MCP-Atlas: A Large-Scale Benchmark for Tool-Use Competency with Real MCP Servers

📝 Paper Summary

Multi-call tool use with flexible plan Benchmark datasets

MCP-Atlas evaluates LLM agents on realistic, multi-step tasks using live Model Context Protocol servers via a claims-based rubric that scores factual content rather than rigid execution paths.

Core Problem

Existing tool-use benchmarks rely on mock servers, simplistic workflows, or subjective LLM-as-a-judge scoring, failing to capture the complexity of real-world discovery, parameterization, and error recovery.

Why it matters:

Real deployments require agents to orchestrate tools across multiple servers and handle rate limits or authentic errors, which mock servers mask
Subjective or trajectory-based scoring penalizes valid alternative solutions, making it hard to reliably measure progress
Current benchmarks often lack 'unknown tool' friction, exposing only correct tools and missing the critical challenge of discovery among distractors

Concrete Example: A task might require integrating financial APIs with news retrieval. An agent must discover the correct tools from a set including distractors (e.g., distinguishing 'maps_distance_matrix' from 'maps_geocode'), handle parameter errors, and synthesize a final answer grounded in those outputs—complexities missed by static Q&A.

Key Novelty

Claims-Based Evaluation on Real MCP Servers

Utilizes 36 real, containerized Model Context Protocol (MCP) servers (not mocks) to test actual API interaction and error handling
Evaluates success via a 'claims list'—a set of atomic, verifiable facts the final answer must contain—allowing for partial credit and trajectory independence
Systemmatically includes 5-10 plausible 'distractor' tools per task to rigorously test tool discovery and selection capabilities

Evaluation Highlights

Top frontier models achieve pass rates >50% on the full 1,000-task benchmark
Next-best models lag significantly, scoring in the 20-40% range, indicating high variance in tool-use competency
Automated claims-based scoring achieves 78% agreement with human judges, validating the rubric's reliability

Breakthrough Assessment

9/10

Addresses a critical gap in agentic evaluation by moving away from mocks to real servers and solving the scoring objectivity problem with claims-based verification. High practical utility.

⚙️ Technical Details

Problem Definition

Setting: Evaluation of Large Language Model (LLM) agents on single-turn, multi-step tool-use tasks

Inputs: Natural language prompt, Set of exposed tools (Target + Distractors)

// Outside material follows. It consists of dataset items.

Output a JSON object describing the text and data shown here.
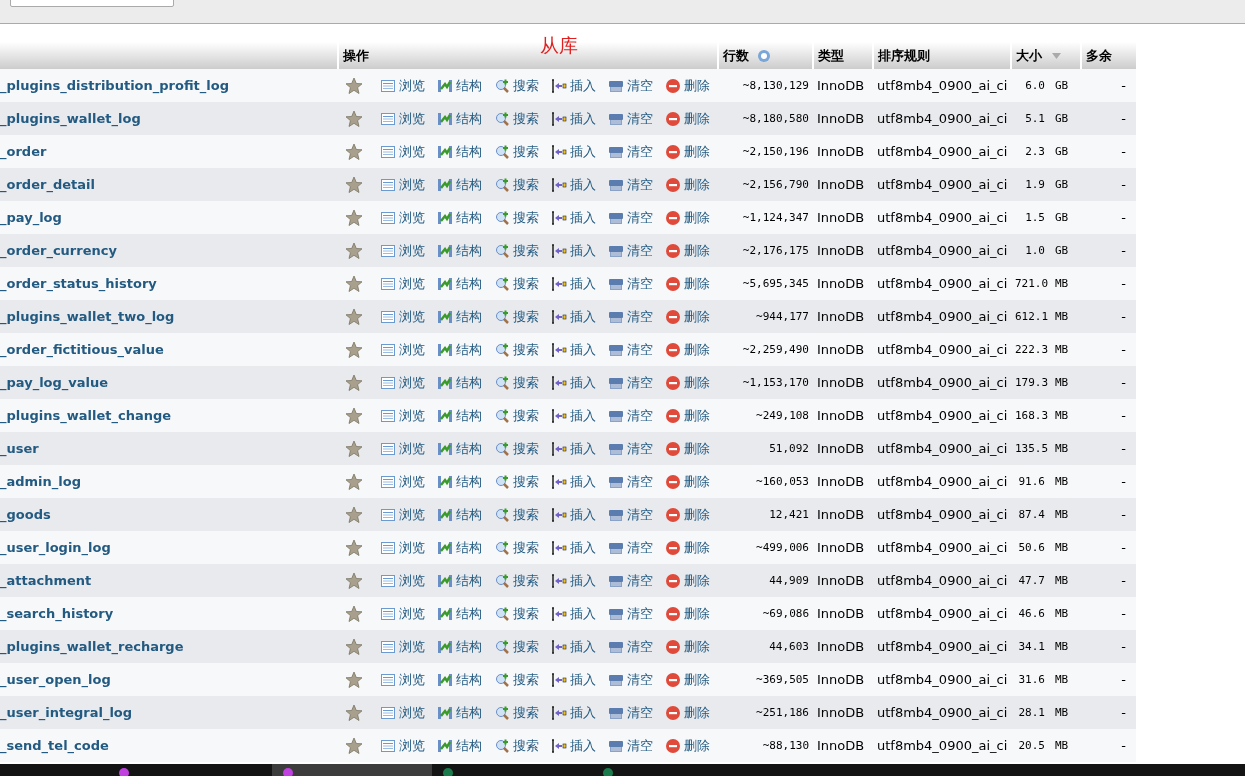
{
  "overlay_label": "从库",
  "columns": [
    {
      "kind": "name"
    },
    {
      "label": "操作",
      "kind": "ops"
    },
    {
      "label": "行数",
      "kind": "rows"
    },
    {
      "label": "类型",
      "kind": "type"
    },
    {
      "label": "排序规则",
      "kind": "collation"
    },
    {
      "label": "大小",
      "kind": "size"
    },
    {
      "label": "多余",
      "kind": "overhead"
    }
  ],
  "rows": [
    {
      "name": "_plugins_distribution_profit_log",
      "actions": [
        "浏览",
        "结构",
        "搜索",
        "插入",
        "清空",
        "删除"
      ],
      "rows": "~8,130,129",
      "type": "InnoDB",
      "collation": "utf8mb4_0900_ai_ci",
      "size": "6.0",
      "unit": "GB",
      "overhead": "-"
    },
    {
      "name": "_plugins_wallet_log",
      "actions": [
        "浏览",
        "结构",
        "搜索",
        "插入",
        "清空",
        "删除"
      ],
      "rows": "~8,180,580",
      "type": "InnoDB",
      "collation": "utf8mb4_0900_ai_ci",
      "size": "5.1",
      "unit": "GB",
      "overhead": "-"
    },
    {
      "name": "_order",
      "actions": [
        "浏览",
        "结构",
        "搜索",
        "插入",
        "清空",
        "删除"
      ],
      "rows": "~2,150,196",
      "type": "InnoDB",
      "collation": "utf8mb4_0900_ai_ci",
      "size": "2.3",
      "unit": "GB",
      "overhead": "-"
    },
    {
      "name": "_order_detail",
      "actions": [
        "浏览",
        "结构",
        "搜索",
        "插入",
        "清空",
        "删除"
      ],
      "rows": "~2,156,790",
      "type": "InnoDB",
      "collation": "utf8mb4_0900_ai_ci",
      "size": "1.9",
      "unit": "GB",
      "overhead": "-"
    },
    {
      "name": "_pay_log",
      "actions": [
        "浏览",
        "结构",
        "搜索",
        "插入",
        "清空",
        "删除"
      ],
      "rows": "~1,124,347",
      "type": "InnoDB",
      "collation": "utf8mb4_0900_ai_ci",
      "size": "1.5",
      "unit": "GB",
      "overhead": "-"
    },
    {
      "name": "_order_currency",
      "actions": [
        "浏览",
        "结构",
        "搜索",
        "插入",
        "清空",
        "删除"
      ],
      "rows": "~2,176,175",
      "type": "InnoDB",
      "collation": "utf8mb4_0900_ai_ci",
      "size": "1.0",
      "unit": "GB",
      "overhead": "-"
    },
    {
      "name": "_order_status_history",
      "actions": [
        "浏览",
        "结构",
        "搜索",
        "插入",
        "清空",
        "删除"
      ],
      "rows": "~5,695,345",
      "type": "InnoDB",
      "collation": "utf8mb4_0900_ai_ci",
      "size": "721.0",
      "unit": "MB",
      "overhead": "-"
    },
    {
      "name": "_plugins_wallet_two_log",
      "actions": [
        "浏览",
        "结构",
        "搜索",
        "插入",
        "清空",
        "删除"
      ],
      "rows": "~944,177",
      "type": "InnoDB",
      "collation": "utf8mb4_0900_ai_ci",
      "size": "612.1",
      "unit": "MB",
      "overhead": "-"
    },
    {
      "name": "_order_fictitious_value",
      "actions": [
        "浏览",
        "结构",
        "搜索",
        "插入",
        "清空",
        "删除"
      ],
      "rows": "~2,259,490",
      "type": "InnoDB",
      "collation": "utf8mb4_0900_ai_ci",
      "size": "222.3",
      "unit": "MB",
      "overhead": "-"
    },
    {
      "name": "_pay_log_value",
      "actions": [
        "浏览",
        "结构",
        "搜索",
        "插入",
        "清空",
        "删除"
      ],
      "rows": "~1,153,170",
      "type": "InnoDB",
      "collation": "utf8mb4_0900_ai_ci",
      "size": "179.3",
      "unit": "MB",
      "overhead": "-"
    },
    {
      "name": "_plugins_wallet_change",
      "actions": [
        "浏览",
        "结构",
        "搜索",
        "插入",
        "清空",
        "删除"
      ],
      "rows": "~249,108",
      "type": "InnoDB",
      "collation": "utf8mb4_0900_ai_ci",
      "size": "168.3",
      "unit": "MB",
      "overhead": "-"
    },
    {
      "name": "_user",
      "actions": [
        "浏览",
        "结构",
        "搜索",
        "插入",
        "清空",
        "删除"
      ],
      "rows": "51,092",
      "type": "InnoDB",
      "collation": "utf8mb4_0900_ai_ci",
      "size": "135.5",
      "unit": "MB",
      "overhead": "-"
    },
    {
      "name": "_admin_log",
      "actions": [
        "浏览",
        "结构",
        "搜索",
        "插入",
        "清空",
        "删除"
      ],
      "rows": "~160,053",
      "type": "InnoDB",
      "collation": "utf8mb4_0900_ai_ci",
      "size": "91.6",
      "unit": "MB",
      "overhead": "-"
    },
    {
      "name": "_goods",
      "actions": [
        "浏览",
        "结构",
        "搜索",
        "插入",
        "清空",
        "删除"
      ],
      "rows": "12,421",
      "type": "InnoDB",
      "collation": "utf8mb4_0900_ai_ci",
      "size": "87.4",
      "unit": "MB",
      "overhead": "-"
    },
    {
      "name": "_user_login_log",
      "actions": [
        "浏览",
        "结构",
        "搜索",
        "插入",
        "清空",
        "删除"
      ],
      "rows": "~499,006",
      "type": "InnoDB",
      "collation": "utf8mb4_0900_ai_ci",
      "size": "50.6",
      "unit": "MB",
      "overhead": "-"
    },
    {
      "name": "_attachment",
      "actions": [
        "浏览",
        "结构",
        "搜索",
        "插入",
        "清空",
        "删除"
      ],
      "rows": "44,909",
      "type": "InnoDB",
      "collation": "utf8mb4_0900_ai_ci",
      "size": "47.7",
      "unit": "MB",
      "overhead": "-"
    },
    {
      "name": "_search_history",
      "actions": [
        "浏览",
        "结构",
        "搜索",
        "插入",
        "清空",
        "删除"
      ],
      "rows": "~69,086",
      "type": "InnoDB",
      "collation": "utf8mb4_0900_ai_ci",
      "size": "46.6",
      "unit": "MB",
      "overhead": "-"
    },
    {
      "name": "_plugins_wallet_recharge",
      "actions": [
        "浏览",
        "结构",
        "搜索",
        "插入",
        "清空",
        "删除"
      ],
      "rows": "44,603",
      "type": "InnoDB",
      "collation": "utf8mb4_0900_ai_ci",
      "size": "34.1",
      "unit": "MB",
      "overhead": "-"
    },
    {
      "name": "_user_open_log",
      "actions": [
        "浏览",
        "结构",
        "搜索",
        "插入",
        "清空",
        "删除"
      ],
      "rows": "~369,505",
      "type": "InnoDB",
      "collation": "utf8mb4_0900_ai_ci",
      "size": "31.6",
      "unit": "MB",
      "overhead": "-"
    },
    {
      "name": "_user_integral_log",
      "actions": [
        "浏览",
        "结构",
        "搜索",
        "插入",
        "清空",
        "删除"
      ],
      "rows": "~251,186",
      "type": "InnoDB",
      "collation": "utf8mb4_0900_ai_ci",
      "size": "28.1",
      "unit": "MB",
      "overhead": "-"
    },
    {
      "name": "_send_tel_code",
      "actions": [
        "浏览",
        "结构",
        "搜索",
        "插入",
        "清空",
        "删除"
      ],
      "rows": "~88,130",
      "type": "InnoDB",
      "collation": "utf8mb4_0900_ai_ci",
      "size": "20.5",
      "unit": "MB",
      "overhead": "-"
    }
  ]
}
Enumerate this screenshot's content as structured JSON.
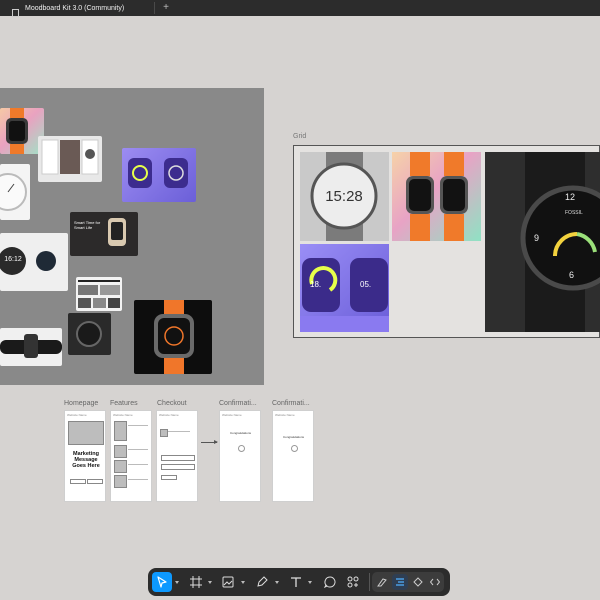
{
  "tab": {
    "title": "Moodboard Kit 3.0 (Community)",
    "add_label": "+"
  },
  "grid": {
    "label": "Grid",
    "watch_time": "15:28",
    "purple_left": "18.",
    "purple_right": "05.",
    "fossil_hour_top": "12",
    "fossil_hour_left": "9",
    "fossil_hour_bottom": "6",
    "fossil_brand": "FOSSIL"
  },
  "moodboard": {
    "watch_time": "16:12",
    "banner_text": "Smart Time for Smart Life"
  },
  "wireframes": [
    {
      "label": "Homepage",
      "message": "Marketing Message Goes Here"
    },
    {
      "label": "Features"
    },
    {
      "label": "Checkout"
    },
    {
      "label": "Confirmati..."
    },
    {
      "label": "Confirmati..."
    }
  ],
  "wireframe_header": "Website Name",
  "wireframe_success": "Congratulations",
  "toolbar": {
    "tools": [
      "move",
      "frame",
      "image",
      "pen",
      "text",
      "comment",
      "actions"
    ],
    "modes": [
      "draw",
      "design",
      "prototype",
      "dev-mode"
    ],
    "accent": "#0d99ff"
  }
}
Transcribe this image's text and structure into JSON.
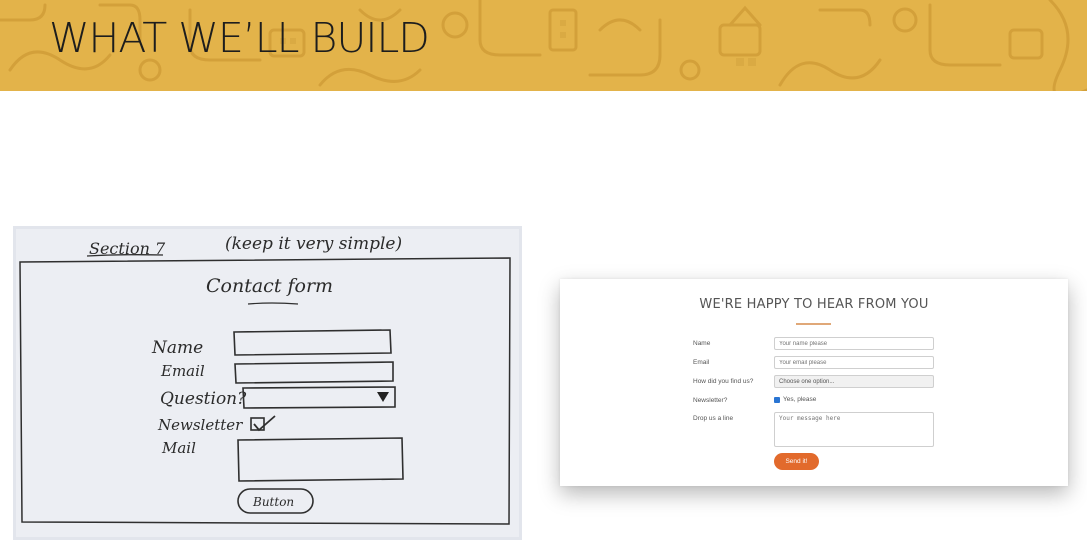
{
  "header": {
    "title": "WHAT WE’LL BUILD"
  },
  "sketch": {
    "section_label": "Section 7",
    "note": "(keep it very simple)",
    "form_title": "Contact form",
    "fields": [
      "Name",
      "Email",
      "Question?",
      "Newsletter",
      "Mail"
    ],
    "button_label": "Button"
  },
  "form": {
    "title": "WE'RE HAPPY TO HEAR FROM YOU",
    "name_label": "Name",
    "name_placeholder": "Your name please",
    "email_label": "Email",
    "email_placeholder": "Your email please",
    "source_label": "How did you find us?",
    "source_selected": "Choose one option...",
    "newsletter_label": "Newsletter?",
    "newsletter_option": "Yes, please",
    "newsletter_checked": true,
    "message_label": "Drop us a line",
    "message_placeholder": "Your message here",
    "submit_label": "Send it!"
  },
  "colors": {
    "banner": "#e3b34a",
    "accent": "#e26a2c",
    "checkbox": "#2a75d3"
  }
}
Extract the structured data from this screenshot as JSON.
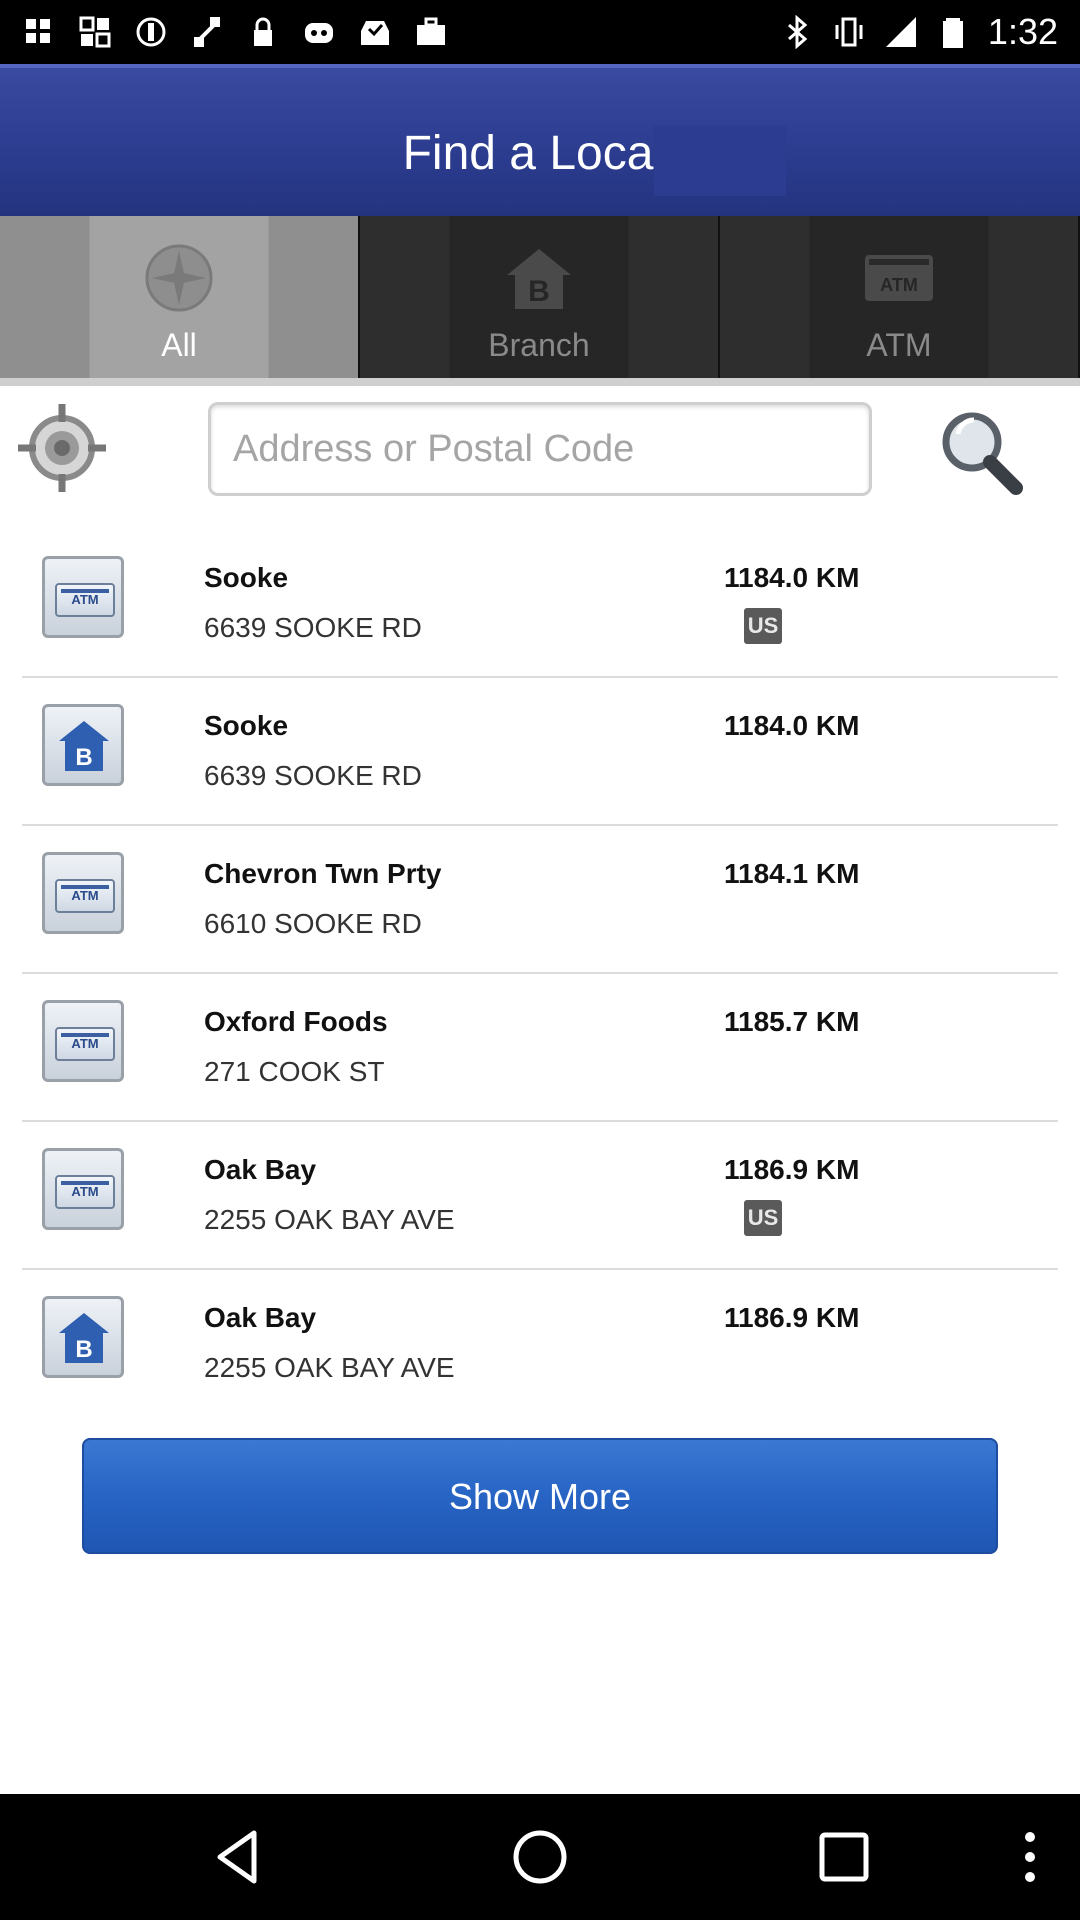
{
  "status_bar": {
    "time": "1:32",
    "icons": [
      "app-icon-1",
      "app-icon-2",
      "app-icon-3",
      "fake-gps-icon",
      "lock-icon",
      "app-icon-4",
      "inbox-icon",
      "briefcase-icon",
      "bluetooth-icon",
      "vibrate-icon",
      "signal-icon",
      "battery-icon"
    ]
  },
  "header": {
    "title": "Find a Locati"
  },
  "tabs": [
    {
      "label": "All",
      "icon": "compass-icon",
      "active": true
    },
    {
      "label": "Branch",
      "icon": "bank-icon",
      "active": false
    },
    {
      "label": "ATM",
      "icon": "atm-icon",
      "active": false
    }
  ],
  "search": {
    "placeholder": "Address or Postal Code",
    "value": ""
  },
  "locations": [
    {
      "type": "atm",
      "name": "Sooke",
      "address": "6639 SOOKE RD",
      "distance": "1184.0 KM",
      "badge": "US"
    },
    {
      "type": "branch",
      "name": "Sooke",
      "address": "6639 SOOKE RD",
      "distance": "1184.0 KM",
      "badge": ""
    },
    {
      "type": "atm",
      "name": "Chevron Twn Prty",
      "address": "6610 SOOKE RD",
      "distance": "1184.1 KM",
      "badge": ""
    },
    {
      "type": "atm",
      "name": "Oxford Foods",
      "address": "271 COOK ST",
      "distance": "1185.7 KM",
      "badge": ""
    },
    {
      "type": "atm",
      "name": "Oak Bay",
      "address": "2255 OAK BAY AVE",
      "distance": "1186.9 KM",
      "badge": "US"
    },
    {
      "type": "branch",
      "name": "Oak Bay",
      "address": "2255 OAK BAY AVE",
      "distance": "1186.9 KM",
      "badge": ""
    }
  ],
  "show_more_label": "Show More",
  "nav": [
    "back-icon",
    "home-icon",
    "recents-icon",
    "menu-icon"
  ]
}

Outputs: Sequence of tool calls and a Final Answer synthesizing the results

Pipeline Flow

Environment Setup (Containerized MCP Servers)
Task Sampling (Prompt + Tools + Distractors)
Agent Execution (Tool Calls & Responses)
Evaluation (Claims Verification)

System Modules

MCP Host Environment

Host 36 real MCP servers in isolated containers with allow-listed egress

Model or implementation: Real Implementation (e.g., Google Maps, Slack, Linear)

Evaluation Harness (Evaluation)

Manage the interaction loop, inject distractors, and capture the agent's final answer

Model or implementation: Containerized Harness

Claims Verifier (Evaluation)

Score the final answer by checking for the presence of required factual claims

Model or implementation: Gemini 2.5 Pro (Judge)

Novel Architectural Elements

Integration of live MCP servers into a scalable evaluation harness, replacing static mocks
Claims-based verification pipeline that decomposes answers into atomic facts for granular partial-credit scoring

Modeling

Base Model: Gemini 2.5 Pro (used as Judge)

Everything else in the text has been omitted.